Fourth, Ray goes to great lengths to talk about how religion is no longer part of society (I loved the Bush as Pretender comment) and to state that churches are now mostly museums and public civic centers. So, why then does Anna go to church every week? Shouldn't he have commented on her oddly religious state? I think Polansky just was cheaply trying to appeal to both sides by having an aetheist and a believer come together...just annoying, though to me.
Fifth, I did not think that (again projecting into the future) Anna and Ray would be so opposed to porn. Nor did I think that Ray would be so asexual. Even now in 2012, young people are pretty accepting of sexual needs and desires. Anna seems like too much of a prude for someone born in 2004ish.
Sixth, they were conflicting about Ray/Alan's appearance. Clearly Alan was better looking that Ray at the same age (and now of course since Ray is old), but frequently they say that Alan is beautiful and yet all agree that Ray was rather awkward looking.

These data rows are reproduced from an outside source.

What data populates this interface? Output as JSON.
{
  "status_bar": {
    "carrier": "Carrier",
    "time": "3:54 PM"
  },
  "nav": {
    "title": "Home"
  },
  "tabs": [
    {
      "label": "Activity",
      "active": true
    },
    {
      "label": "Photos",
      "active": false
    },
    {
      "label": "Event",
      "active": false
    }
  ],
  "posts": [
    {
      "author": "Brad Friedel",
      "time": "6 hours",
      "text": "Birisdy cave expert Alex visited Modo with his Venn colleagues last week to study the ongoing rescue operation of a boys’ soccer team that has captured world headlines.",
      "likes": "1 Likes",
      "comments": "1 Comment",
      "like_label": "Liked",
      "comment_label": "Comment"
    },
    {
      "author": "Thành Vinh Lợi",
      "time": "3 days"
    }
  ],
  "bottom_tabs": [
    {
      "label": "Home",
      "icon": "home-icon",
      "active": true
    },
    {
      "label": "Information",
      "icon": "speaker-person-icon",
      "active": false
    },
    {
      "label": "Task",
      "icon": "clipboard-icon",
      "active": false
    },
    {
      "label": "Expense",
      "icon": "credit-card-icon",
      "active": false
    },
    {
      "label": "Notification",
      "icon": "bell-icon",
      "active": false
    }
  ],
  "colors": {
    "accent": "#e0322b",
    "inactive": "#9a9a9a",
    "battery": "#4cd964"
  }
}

Despite the differences in height and weight and general carriage (which do vary occasionally in identical twins), there is an inconsistency here.
Finally, I realize that the idea behind the library scene is to lend credence to the idea that in the Clearances the clones slept in stacks. BUT WHAT ABOUT EBOOKS? I would imagine in 60 years that there would not be libraries in this sense.
Polansky makes several attempts to engage the reader in a moral discussion of the cloning process. From the beginning, Ray notes "the very terms we use 'original,' 'copy' were designed to be flattering to the former, dismissive to the latter...we are guilty, individually and collectively, of a staggering narcissism." I agree that the concept of cloning on a mass scale (especially one that results in these large scale factory-farm-like living conditions) is heinous, but I'm not sure that it needs to have an existential component.
I also liked the realism in that once in control, the activist group does not necessarily treat Alan any better than the government has been treating him.
As a complete aside, I found the genderized comment "A mother is only as happy as her saddest child" to be unbelievably offensive. It implies that women are so dependent upon their children as to not have any other life without them, while simultaneously implying that men are not as concerned with their children's happiness.
Fun summer read. I didn't take any of it too seriously and was not really engaged on an existential level. I know Polansky tried, but it didn't fell compelling to me as a discussion about human rights. I also didn't think he was very accurate in his dealing with the future. I think it would have been better if it was only 20-30 years in the future (rather than 60) and he had tried a bit harder to be realistic about changes. Overall, it was a light, fun book.